In Memory of




Obituary for Clifford Raymond Derksen


The family of Clifford Raymond Derksen is deeply saddened to announce his passing on May 22, 2022 at 76 years of age.

He will be lovingly remembered by his wife, Wilma; his two children, Odia (Larry Reimer), Syras (Natasha); and his three grandchildren, Simeon, Anna and Georgia; as well as his siblings, Ethel Arnold (Bill), Walt Derksen, (Bernice) and Leo Derksen (Sandra).

Cliff was born in Saskatoon, Saskatchewan, and grew up on a farm in the Great Deer District north of Borden. He attended a one-room elementary school, Hoffnungsfeld, then graduated from Borden High School. He accepted the Lord in his youth, was baptized becoming a member of the Borden Mennonite Brethren Church.

Cliff left the farm to attend Bethany Bible Institute for three years graduating in 1969. He met the love of his life, Wilma Bergmann, at BBI. They were married on October 4, 1969 in the Greendale Mennonite Brethren Church in British Columbia.

Cliff continued his studies at Mennonite Brethren Bible College, graduating in 1972. He pastored the North Battleford Mennonite Brethren Church from 1975 to 1980. From there he moved into the camping ministry, starting with Star Lake Lodge, Keswick Fellowship in West Hawk Manitoba. In 1982 he continued his camping career at Camp Arnes as their promotions director during the winter and director of the Pony Unit during the summer. From 1988 to 1991 he was the Executive Director of Camps with Meaning of the General Conference Mennonite Churches. He ended his camping career as Executive Director of Camp Arnes from 1991 to 1993.

In 2003 he established “First Impressions Janitorial Services” where he employed up to 17 staff. He retired in 2021.

In 1984 Cliff and Wilma experienced the murder of their 13-year-old daughter, Candace Wynne Derksen. With the onslaught of trauma and the aftermath of murder, his efforts to understand what was happening led him to work at his art in a whole new way. He rented studio space at Clifton Studios in 2010 and began to express his pain and journey of healing and forgiveness through creating ceramic sculptures.

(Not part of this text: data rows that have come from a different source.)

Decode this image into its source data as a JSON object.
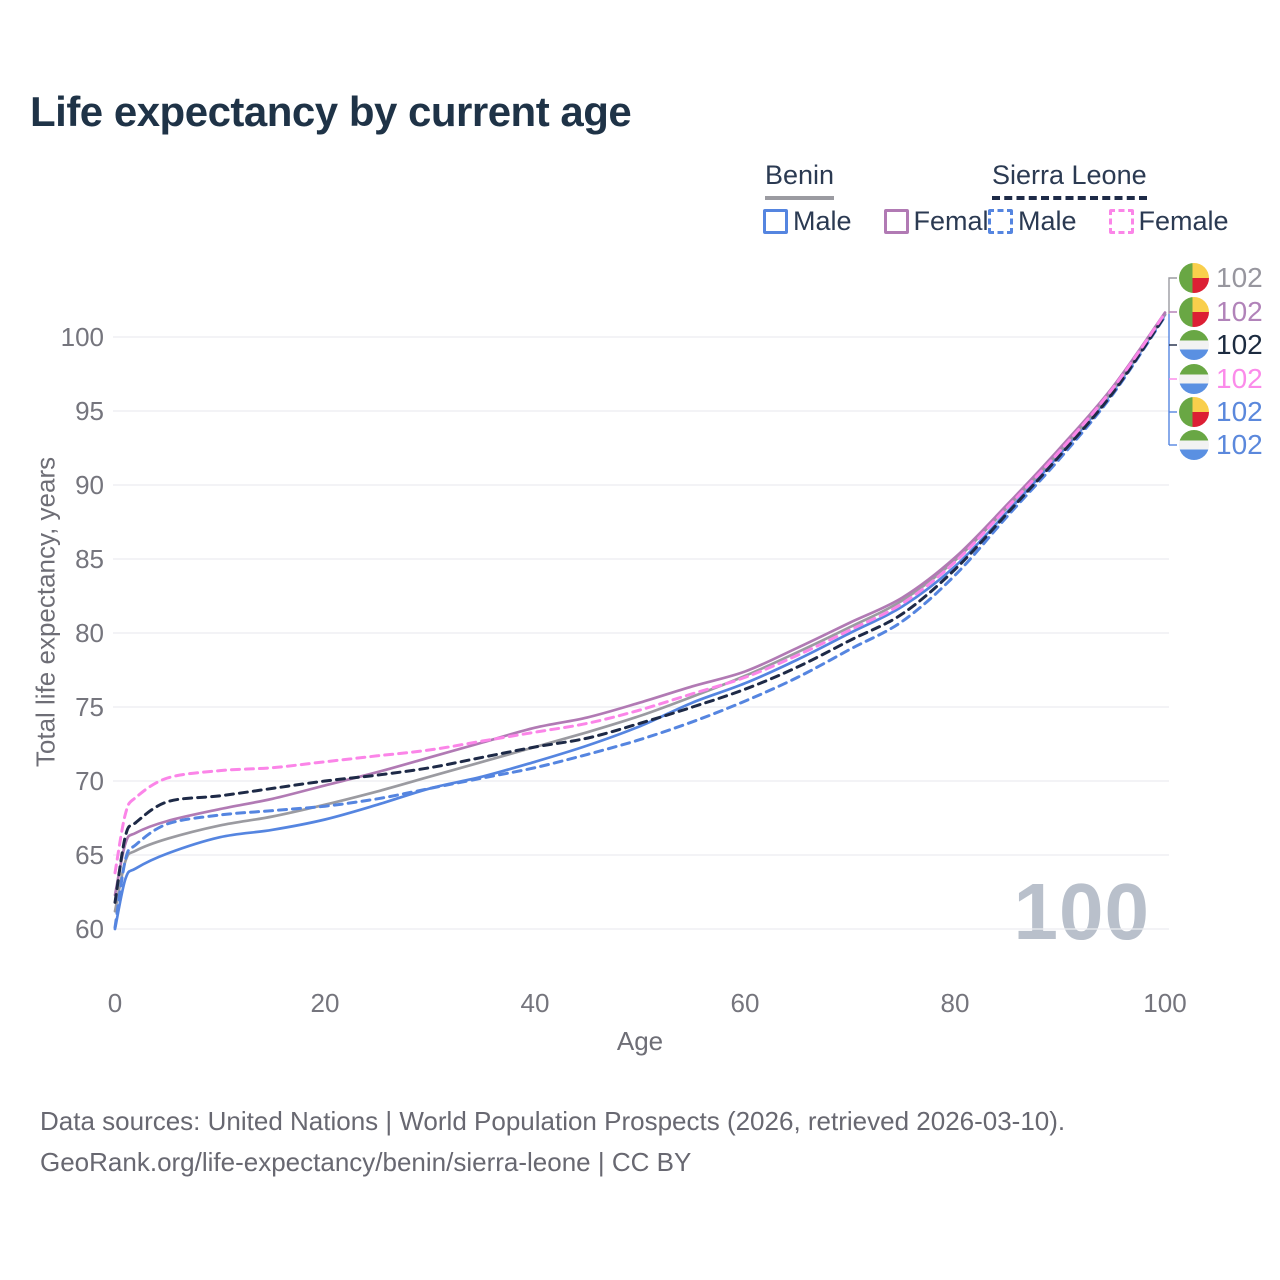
{
  "title": "Life expectancy by current age",
  "legend": {
    "groups": [
      {
        "label": "Benin",
        "items": [
          {
            "label": "Male"
          },
          {
            "label": "Female"
          }
        ]
      },
      {
        "label": "Sierra Leone",
        "items": [
          {
            "label": "Male"
          },
          {
            "label": "Female"
          }
        ]
      }
    ]
  },
  "axes": {
    "y_title": "Total life expectancy, years",
    "y_ticks": [
      "100",
      "95",
      "90",
      "85",
      "80",
      "75",
      "70",
      "65",
      "60"
    ],
    "y_tick_values": [
      100,
      95,
      90,
      85,
      80,
      75,
      70,
      65,
      60
    ],
    "x_title": "Age",
    "x_ticks": [
      "0",
      "20",
      "40",
      "60",
      "80",
      "100"
    ],
    "x_tick_values": [
      0,
      20,
      40,
      60,
      80,
      100
    ]
  },
  "watermark": "100",
  "end_labels": [
    {
      "country": "Benin",
      "series": "Total",
      "value": "102",
      "color": "#97969e"
    },
    {
      "country": "Benin",
      "series": "Female",
      "value": "102",
      "color": "#b183b9"
    },
    {
      "country": "Sierra Leone",
      "series": "Total",
      "value": "102",
      "color": "#1c2b40"
    },
    {
      "country": "Sierra Leone",
      "series": "Female",
      "value": "102",
      "color": "#fb8bea"
    },
    {
      "country": "Benin",
      "series": "Male",
      "value": "102",
      "color": "#5b88dc"
    },
    {
      "country": "Sierra Leone",
      "series": "Male",
      "value": "102",
      "color": "#5b88dc"
    }
  ],
  "footer": {
    "line1": "Data sources: United Nations | World Population Prospects (2026, retrieved 2026-03-10).",
    "line2": "GeoRank.org/life-expectancy/benin/sierra-leone | CC BY"
  },
  "chart_data": {
    "type": "line",
    "title": "Life expectancy by current age",
    "xlabel": "Age",
    "ylabel": "Total life expectancy, years",
    "xlim": [
      0,
      100
    ],
    "ylim": [
      58.5,
      103
    ],
    "grid": "horizontal",
    "x": [
      0,
      1,
      2,
      5,
      10,
      15,
      20,
      25,
      30,
      35,
      40,
      45,
      50,
      55,
      60,
      65,
      70,
      75,
      80,
      85,
      90,
      95,
      100
    ],
    "series": [
      {
        "name": "Benin Total",
        "country": "Benin",
        "sex": "Both",
        "color": "#9b9ba1",
        "dash": "solid",
        "values": [
          61.2,
          64.6,
          65.3,
          66.1,
          67.0,
          67.6,
          68.4,
          69.3,
          70.3,
          71.3,
          72.3,
          73.3,
          74.4,
          75.7,
          77.1,
          78.7,
          80.4,
          82.2,
          84.9,
          88.5,
          92.3,
          96.4,
          101.55
        ]
      },
      {
        "name": "Benin Male",
        "country": "Benin",
        "sex": "Male",
        "color": "#5585e0",
        "dash": "solid",
        "values": [
          60.0,
          63.4,
          64.1,
          65.1,
          66.2,
          66.7,
          67.4,
          68.4,
          69.5,
          70.3,
          71.3,
          72.4,
          73.7,
          75.3,
          76.6,
          78.2,
          80.0,
          81.8,
          84.5,
          88.2,
          92.1,
          96.3,
          101.5
        ]
      },
      {
        "name": "Benin Female",
        "country": "Benin",
        "sex": "Female",
        "color": "#b17ab4",
        "dash": "solid",
        "values": [
          62.3,
          65.8,
          66.5,
          67.3,
          68.1,
          68.8,
          69.7,
          70.6,
          71.6,
          72.6,
          73.6,
          74.3,
          75.3,
          76.4,
          77.4,
          79.0,
          80.7,
          82.4,
          85.1,
          88.7,
          92.5,
          96.6,
          101.65
        ]
      },
      {
        "name": "Sierra Leone Total",
        "country": "Sierra Leone",
        "sex": "Both",
        "color": "#1e2a47",
        "dash": "dashed",
        "values": [
          61.8,
          66.3,
          67.2,
          68.6,
          69.0,
          69.5,
          70.0,
          70.4,
          70.9,
          71.6,
          72.3,
          72.9,
          73.9,
          75.0,
          76.2,
          77.7,
          79.5,
          81.3,
          84.3,
          88.1,
          92.0,
          96.2,
          101.45
        ]
      },
      {
        "name": "Sierra Leone Male",
        "country": "Sierra Leone",
        "sex": "Male",
        "color": "#5585e0",
        "dash": "dashed",
        "values": [
          60.1,
          64.7,
          65.7,
          67.1,
          67.7,
          68.0,
          68.3,
          68.8,
          69.5,
          70.2,
          70.9,
          71.8,
          72.8,
          74.0,
          75.4,
          77.0,
          78.9,
          80.8,
          83.9,
          87.9,
          91.8,
          96.1,
          101.4
        ]
      },
      {
        "name": "Sierra Leone Female",
        "country": "Sierra Leone",
        "sex": "Female",
        "color": "#fb85e8",
        "dash": "dashed",
        "values": [
          63.8,
          67.8,
          68.9,
          70.2,
          70.7,
          70.9,
          71.3,
          71.7,
          72.1,
          72.7,
          73.3,
          73.9,
          74.8,
          75.9,
          77.0,
          78.5,
          80.2,
          82.0,
          84.8,
          88.5,
          92.3,
          96.5,
          101.6
        ]
      }
    ]
  }
}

He has held art shows at: Mennonite Heritage Centre, 2012; Altona Art Show, 2012; Winkler Mental Health, 2012; Frame Art Warehouse, 2014 & 2015; The Edge, 2016; Flatlanders, 2019. One of his favorite pieces, Dancing David, was stolen during the 2015 show. He was also a member of Theotrinsic Art Group and Mud In Your Eye Creatives.

His is also well known for the sculpture of his roped hands, reminiscent of Candace’s death, entitled Seven Weeks, and the feathered angel hands, entitled Project Angel.

He remained a lay minister at heart all his life. Three years ago he became part of the Maplecrest Church pastoral team.

After retirement age, in 2013, he began volunteer teaching to elementary students at St. Aiden’s North End School campus which later expanded to include the Grade 9-12 High School students.

Cliff loved the Word of God, memorizing and maintaining a vigorous personal devotional life. His favorite subject and hero was David the shepherd king. He spent many years researching, sculpting, teaching and sharing sermons and devotionals on the life of David.

There are two documentaries reflecting his work as an artist. Refuge 31 produced a documentary in 2018 called Suspended: the Art of Forgiveness. Another documentary After Candace: the art of healing, was produced by Ottawa’s Algonquin University, Victimology Research Centre in 2020. Both films portray Cliff’s journey of forgiveness through the 33 years after the murder of their daughter.

Cliff was predeceased by his father, Ernest G. Derksen, his mother, Mary (Bueckert) Derksen and his daughter, Candace Derksen.

Beyond his immediate family, he leaves to mourn a large contingent of cousins, nieces and nephews.

Cliff, your smile and laughter will not be forgotten. Your heart and spirit touched many people.

A celebration of Cliff’s life will be held at Soul Sanctuary Church, 2050 Chevrier, on June 4, 2022 at 10:30 a.m.

The service will be livestreamed, and available at:

In lieu of flowers, please donate to the Candace Derksen Fund housed in The Winnipeg Foundation endowment fund. A fund that continues to support crime victim programs.